Par la suite, le principe de loyauté exige que l’utilisation de l’IA soit conforme au droit à l’égalité et à l’absence de discrimination. Il a été prouvé que certains algorithmes de recrutement amplifient ou répètent des préjugés de sexe, de race ou sociaux. La Cour européenne commence à se prononcer sur la responsabilité de l’employeur en cas d’usage de dispositifs défectueux, même lorsqu’ils sont fournis par un fournisseur externe.
Pour finir, la problématique de la « responsabilité algorithmique » demeure sans réponse. Qui porte la responsabilité si un employé est licencié à cause d’une évaluation incorrecte faite par l’IA ? La société ? Qui a conçu l’algorithme ? La question joue un rôle crucial dans l’application du devoir de vigilance stipulé par la loi n° 2017-399 concernant le devoir de vigilance des sociétés mères, qui pourrait englober les pratiques numériques internes.

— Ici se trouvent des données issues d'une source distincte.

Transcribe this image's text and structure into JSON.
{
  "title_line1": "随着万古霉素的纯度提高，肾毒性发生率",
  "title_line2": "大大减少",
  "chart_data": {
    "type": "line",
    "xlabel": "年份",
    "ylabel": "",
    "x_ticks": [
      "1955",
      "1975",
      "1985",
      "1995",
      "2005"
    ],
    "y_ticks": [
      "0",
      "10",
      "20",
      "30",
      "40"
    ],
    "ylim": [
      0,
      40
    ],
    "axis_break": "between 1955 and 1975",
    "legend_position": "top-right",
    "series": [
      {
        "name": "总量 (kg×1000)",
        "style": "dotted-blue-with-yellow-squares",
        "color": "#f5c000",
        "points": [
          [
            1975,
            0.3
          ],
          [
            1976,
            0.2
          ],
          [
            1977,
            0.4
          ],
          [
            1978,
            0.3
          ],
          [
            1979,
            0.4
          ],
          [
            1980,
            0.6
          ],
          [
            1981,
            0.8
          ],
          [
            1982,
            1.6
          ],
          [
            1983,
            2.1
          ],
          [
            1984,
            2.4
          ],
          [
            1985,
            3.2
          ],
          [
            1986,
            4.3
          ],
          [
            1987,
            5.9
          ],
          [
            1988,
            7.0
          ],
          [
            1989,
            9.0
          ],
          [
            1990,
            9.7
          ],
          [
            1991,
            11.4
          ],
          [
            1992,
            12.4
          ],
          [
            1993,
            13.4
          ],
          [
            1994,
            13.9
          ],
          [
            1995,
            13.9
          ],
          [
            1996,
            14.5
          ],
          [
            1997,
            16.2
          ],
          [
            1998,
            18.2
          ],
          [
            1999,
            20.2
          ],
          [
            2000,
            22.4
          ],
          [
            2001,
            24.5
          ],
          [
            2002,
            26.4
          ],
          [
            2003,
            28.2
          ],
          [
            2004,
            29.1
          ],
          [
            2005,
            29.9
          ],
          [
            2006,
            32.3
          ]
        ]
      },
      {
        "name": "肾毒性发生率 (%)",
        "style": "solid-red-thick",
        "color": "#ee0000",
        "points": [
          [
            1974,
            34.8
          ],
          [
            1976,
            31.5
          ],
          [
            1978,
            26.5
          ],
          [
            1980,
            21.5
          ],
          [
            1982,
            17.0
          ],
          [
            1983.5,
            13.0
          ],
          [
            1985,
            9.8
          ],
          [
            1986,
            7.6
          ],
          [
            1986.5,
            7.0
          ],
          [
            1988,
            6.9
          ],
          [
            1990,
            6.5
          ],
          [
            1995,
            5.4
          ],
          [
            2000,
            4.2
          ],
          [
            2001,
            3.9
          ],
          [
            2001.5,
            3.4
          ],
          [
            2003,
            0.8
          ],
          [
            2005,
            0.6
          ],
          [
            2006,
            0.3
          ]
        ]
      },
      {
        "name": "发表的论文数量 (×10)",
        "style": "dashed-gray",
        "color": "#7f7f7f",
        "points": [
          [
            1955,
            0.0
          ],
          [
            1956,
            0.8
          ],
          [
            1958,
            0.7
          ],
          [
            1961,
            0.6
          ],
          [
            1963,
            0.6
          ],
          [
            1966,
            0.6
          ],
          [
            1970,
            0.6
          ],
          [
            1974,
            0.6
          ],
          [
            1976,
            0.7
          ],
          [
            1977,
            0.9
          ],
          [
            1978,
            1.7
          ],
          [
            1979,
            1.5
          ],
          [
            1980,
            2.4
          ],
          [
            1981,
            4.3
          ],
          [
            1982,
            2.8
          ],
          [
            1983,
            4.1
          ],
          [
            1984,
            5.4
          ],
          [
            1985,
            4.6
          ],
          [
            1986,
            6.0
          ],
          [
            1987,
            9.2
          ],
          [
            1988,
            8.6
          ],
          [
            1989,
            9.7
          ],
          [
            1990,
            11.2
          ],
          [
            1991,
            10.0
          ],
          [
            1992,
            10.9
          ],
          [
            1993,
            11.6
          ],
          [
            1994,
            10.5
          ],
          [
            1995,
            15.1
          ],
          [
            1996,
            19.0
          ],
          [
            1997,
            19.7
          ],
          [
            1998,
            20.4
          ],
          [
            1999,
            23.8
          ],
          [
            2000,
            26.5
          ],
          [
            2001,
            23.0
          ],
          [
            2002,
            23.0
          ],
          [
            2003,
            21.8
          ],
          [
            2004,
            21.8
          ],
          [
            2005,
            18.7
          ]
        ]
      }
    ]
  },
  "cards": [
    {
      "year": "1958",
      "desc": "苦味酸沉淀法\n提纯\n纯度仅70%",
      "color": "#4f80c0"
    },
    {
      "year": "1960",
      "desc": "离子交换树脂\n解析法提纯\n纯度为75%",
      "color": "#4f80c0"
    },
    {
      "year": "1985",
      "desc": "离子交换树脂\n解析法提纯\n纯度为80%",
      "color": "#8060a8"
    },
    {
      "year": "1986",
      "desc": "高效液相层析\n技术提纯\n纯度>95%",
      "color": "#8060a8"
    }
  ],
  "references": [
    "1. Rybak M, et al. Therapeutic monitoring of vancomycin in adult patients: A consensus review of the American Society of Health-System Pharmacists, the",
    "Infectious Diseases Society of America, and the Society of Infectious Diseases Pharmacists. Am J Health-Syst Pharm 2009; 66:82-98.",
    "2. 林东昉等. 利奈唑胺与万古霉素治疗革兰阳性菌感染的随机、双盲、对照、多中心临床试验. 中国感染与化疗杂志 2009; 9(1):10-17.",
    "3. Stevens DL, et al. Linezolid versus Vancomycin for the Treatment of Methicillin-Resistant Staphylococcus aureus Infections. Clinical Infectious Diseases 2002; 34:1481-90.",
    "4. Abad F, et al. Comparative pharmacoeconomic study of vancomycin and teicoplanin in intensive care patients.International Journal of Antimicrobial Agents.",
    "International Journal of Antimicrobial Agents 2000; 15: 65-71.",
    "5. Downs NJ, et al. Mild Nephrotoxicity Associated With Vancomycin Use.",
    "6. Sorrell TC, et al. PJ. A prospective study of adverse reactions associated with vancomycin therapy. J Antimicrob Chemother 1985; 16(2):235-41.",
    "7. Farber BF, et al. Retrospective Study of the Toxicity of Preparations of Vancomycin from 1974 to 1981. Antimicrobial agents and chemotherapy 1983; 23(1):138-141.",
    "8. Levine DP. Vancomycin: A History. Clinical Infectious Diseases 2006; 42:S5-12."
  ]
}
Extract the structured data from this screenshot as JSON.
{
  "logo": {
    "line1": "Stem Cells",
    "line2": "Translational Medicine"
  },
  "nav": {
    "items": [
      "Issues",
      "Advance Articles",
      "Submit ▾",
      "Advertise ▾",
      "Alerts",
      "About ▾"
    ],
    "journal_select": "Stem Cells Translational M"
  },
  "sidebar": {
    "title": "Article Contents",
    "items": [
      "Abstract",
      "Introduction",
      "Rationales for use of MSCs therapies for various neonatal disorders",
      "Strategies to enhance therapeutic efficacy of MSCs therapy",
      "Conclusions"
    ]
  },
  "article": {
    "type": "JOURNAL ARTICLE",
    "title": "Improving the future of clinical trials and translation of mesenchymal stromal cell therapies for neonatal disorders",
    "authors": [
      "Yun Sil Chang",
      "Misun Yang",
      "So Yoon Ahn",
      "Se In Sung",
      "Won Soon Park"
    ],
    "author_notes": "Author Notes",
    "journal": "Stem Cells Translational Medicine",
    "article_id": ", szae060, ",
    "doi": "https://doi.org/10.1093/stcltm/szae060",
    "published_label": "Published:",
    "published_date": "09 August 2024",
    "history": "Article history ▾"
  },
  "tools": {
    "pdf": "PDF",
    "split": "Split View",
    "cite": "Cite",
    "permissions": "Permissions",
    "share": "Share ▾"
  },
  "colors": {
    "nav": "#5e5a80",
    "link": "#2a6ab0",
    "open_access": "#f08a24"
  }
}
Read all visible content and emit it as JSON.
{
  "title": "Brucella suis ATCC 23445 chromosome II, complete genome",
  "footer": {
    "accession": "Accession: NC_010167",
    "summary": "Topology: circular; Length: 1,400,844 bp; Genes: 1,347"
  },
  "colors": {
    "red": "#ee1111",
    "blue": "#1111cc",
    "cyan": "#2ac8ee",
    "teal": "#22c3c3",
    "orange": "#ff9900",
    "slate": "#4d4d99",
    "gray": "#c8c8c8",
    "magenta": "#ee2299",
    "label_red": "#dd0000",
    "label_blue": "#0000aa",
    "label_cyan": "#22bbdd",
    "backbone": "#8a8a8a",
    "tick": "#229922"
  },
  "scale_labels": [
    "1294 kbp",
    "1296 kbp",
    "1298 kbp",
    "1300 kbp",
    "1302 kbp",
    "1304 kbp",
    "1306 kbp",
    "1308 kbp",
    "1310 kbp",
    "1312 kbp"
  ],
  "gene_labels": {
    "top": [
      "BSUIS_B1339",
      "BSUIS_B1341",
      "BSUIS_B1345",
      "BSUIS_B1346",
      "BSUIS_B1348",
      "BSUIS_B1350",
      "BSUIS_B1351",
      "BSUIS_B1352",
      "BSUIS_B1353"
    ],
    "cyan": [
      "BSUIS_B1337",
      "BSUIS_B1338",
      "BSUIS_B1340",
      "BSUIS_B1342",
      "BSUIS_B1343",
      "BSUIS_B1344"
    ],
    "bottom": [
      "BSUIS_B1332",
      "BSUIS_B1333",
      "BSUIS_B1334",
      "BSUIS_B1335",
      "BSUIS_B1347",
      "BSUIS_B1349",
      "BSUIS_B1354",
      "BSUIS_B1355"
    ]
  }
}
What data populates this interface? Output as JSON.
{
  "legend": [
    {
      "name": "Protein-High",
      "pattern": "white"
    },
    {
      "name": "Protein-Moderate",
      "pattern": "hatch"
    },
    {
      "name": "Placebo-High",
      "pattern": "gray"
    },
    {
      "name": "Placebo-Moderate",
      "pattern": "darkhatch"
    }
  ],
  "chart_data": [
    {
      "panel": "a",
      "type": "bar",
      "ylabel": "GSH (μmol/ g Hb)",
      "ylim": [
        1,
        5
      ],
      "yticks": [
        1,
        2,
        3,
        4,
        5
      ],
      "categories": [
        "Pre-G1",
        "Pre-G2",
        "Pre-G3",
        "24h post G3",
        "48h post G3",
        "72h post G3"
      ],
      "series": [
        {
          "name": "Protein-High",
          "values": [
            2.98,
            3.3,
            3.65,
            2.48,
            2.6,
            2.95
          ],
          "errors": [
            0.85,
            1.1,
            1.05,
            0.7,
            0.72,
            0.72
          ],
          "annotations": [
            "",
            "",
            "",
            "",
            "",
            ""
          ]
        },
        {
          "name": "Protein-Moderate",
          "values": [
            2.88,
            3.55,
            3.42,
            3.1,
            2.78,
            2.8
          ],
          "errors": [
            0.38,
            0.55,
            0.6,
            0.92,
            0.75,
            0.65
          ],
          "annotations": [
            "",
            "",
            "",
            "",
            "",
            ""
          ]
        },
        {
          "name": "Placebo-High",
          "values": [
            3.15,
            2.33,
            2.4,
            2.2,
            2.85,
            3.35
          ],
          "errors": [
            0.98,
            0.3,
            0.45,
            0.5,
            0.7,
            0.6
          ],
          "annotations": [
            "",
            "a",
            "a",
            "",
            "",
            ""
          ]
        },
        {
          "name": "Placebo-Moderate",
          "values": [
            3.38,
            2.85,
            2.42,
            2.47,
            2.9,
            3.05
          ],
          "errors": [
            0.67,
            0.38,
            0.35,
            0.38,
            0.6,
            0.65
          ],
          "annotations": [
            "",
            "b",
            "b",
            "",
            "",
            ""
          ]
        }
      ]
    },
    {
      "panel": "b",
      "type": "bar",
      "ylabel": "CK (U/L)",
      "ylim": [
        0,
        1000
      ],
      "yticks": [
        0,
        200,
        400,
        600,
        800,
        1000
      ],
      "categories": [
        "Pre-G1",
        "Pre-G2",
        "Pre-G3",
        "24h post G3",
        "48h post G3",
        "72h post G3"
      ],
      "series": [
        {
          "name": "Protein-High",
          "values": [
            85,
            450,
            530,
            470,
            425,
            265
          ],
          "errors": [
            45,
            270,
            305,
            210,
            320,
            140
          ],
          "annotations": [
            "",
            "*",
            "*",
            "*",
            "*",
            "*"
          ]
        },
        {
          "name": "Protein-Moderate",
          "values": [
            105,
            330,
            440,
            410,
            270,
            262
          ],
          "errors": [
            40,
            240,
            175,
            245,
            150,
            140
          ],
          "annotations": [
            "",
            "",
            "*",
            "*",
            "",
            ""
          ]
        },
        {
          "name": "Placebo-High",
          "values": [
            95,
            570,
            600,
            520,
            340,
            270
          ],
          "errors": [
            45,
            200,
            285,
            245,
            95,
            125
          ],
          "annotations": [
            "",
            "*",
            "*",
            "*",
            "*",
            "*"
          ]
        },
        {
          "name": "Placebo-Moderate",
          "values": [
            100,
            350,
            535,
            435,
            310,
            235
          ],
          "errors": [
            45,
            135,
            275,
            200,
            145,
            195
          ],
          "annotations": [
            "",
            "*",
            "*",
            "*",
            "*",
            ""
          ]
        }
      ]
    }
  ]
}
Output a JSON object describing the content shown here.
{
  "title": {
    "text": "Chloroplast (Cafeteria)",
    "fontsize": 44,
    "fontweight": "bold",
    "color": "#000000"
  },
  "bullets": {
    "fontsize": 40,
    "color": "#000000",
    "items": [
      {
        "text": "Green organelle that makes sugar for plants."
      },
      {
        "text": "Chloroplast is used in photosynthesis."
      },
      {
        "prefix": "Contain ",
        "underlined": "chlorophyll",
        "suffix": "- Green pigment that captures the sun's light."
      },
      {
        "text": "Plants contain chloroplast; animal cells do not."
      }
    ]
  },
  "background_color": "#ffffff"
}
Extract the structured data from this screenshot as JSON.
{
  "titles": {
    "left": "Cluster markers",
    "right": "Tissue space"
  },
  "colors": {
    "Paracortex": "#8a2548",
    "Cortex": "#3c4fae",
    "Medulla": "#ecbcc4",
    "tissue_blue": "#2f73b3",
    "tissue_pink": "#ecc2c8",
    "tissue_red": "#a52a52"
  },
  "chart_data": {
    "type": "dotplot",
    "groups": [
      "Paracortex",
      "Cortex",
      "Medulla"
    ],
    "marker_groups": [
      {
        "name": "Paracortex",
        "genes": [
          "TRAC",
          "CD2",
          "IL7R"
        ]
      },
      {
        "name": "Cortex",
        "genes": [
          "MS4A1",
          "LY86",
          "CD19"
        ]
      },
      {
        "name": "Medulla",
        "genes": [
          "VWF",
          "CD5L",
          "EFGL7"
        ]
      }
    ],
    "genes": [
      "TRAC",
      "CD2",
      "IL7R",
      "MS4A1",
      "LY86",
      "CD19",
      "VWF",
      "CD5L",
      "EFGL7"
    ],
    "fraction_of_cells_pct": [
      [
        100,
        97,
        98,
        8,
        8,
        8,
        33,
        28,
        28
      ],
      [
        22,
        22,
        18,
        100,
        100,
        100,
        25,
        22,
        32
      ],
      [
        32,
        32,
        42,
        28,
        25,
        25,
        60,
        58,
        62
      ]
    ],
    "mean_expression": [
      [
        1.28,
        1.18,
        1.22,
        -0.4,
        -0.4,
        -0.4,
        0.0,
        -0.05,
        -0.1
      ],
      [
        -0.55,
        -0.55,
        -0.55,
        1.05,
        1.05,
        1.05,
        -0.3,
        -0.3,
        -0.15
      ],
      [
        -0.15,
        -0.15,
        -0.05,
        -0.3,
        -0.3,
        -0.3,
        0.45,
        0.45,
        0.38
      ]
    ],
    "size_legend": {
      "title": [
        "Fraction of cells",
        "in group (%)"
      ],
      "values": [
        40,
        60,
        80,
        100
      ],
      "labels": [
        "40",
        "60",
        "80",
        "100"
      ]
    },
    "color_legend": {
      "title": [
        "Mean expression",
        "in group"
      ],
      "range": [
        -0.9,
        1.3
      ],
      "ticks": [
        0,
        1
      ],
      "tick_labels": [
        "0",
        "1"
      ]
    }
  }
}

Une nécessaire garantie des droits fondamentaux des salariés à l’ère numérique
La progression de l’IA ne doit pas se réaliser au détriment des droits fondamentaux des employés. Selon l’article L1121-1 du Code du travail, « personne ne peut imposer des restrictions aux droits et libertés individuelles et collectives qui ne seraient pas justifiées par la nature de la tâche à accomplir ». Ceci est entièrement applicable aux systèmes d’algorithmes de contrôle, aux outils de suivi de performance ou aux logiciels prédictifs.
Il faut garantir le respect de la vie privée, l’absence de discrimination, la liberté d’expression et le droit à une explication en cas de décision prise automatiquement. Certaines personnes plaident pour l’établissement d’un « droit à l’humain », c’est-à-dire la possibilité pour chaque travailleur d’exiger qu’une décision le touchant soit prise ou révisée par un individu. Cette affirmation, influencée par le droit numérique, s’aligne sur les suggestions du Défenseur des droits qui plaide également pour l’établissement d’un droit à la transparence algorithmique dans le milieu professionnel.
Enfin, les délégués du personnel ont un rôle à assurer. Avant l’implémentation de tout système automatisé de gestion des données des employés, il est obligatoire de consulter les Comités Sociaux et Économiques (CSE). Il est donc crucial d’avoir un dialogue social pour réguler les pratiques, assurer les libertés et prévenir les litiges.
L’intelligence artificielle s’affirme comme un participant à part entière dans le monde professionnel, révolutionnant les pratiques de recrutement, d’évaluation, de production et de gestion. Même si le droit du travail français repose toujours sur un modèle humain et hiérarchique, il commence à s’adapter à ces changements en se basant sur les principes européens, les obligations du RGPD et les standards futurs de la loi sur l’IA.
Pour les sociétés, cela signifie réévaluer leur gouvernance numérique et adopter une approche proactive en matière de conformité. La réforme du droit du travail en réponse à l’IA ne se résume pas à l’intégration de nouvelles clauses : elle nécessite une reconfiguration des rapports de force, une surveillance ininterrompue des distorsions algorithmiques et une assurance tangible des droits essentiels.
L’enjeu est colossal : concevoir un droit du travail qui puisse intégrer la complexité technologique, sans compromettre les principes sociaux qui le soutiennent.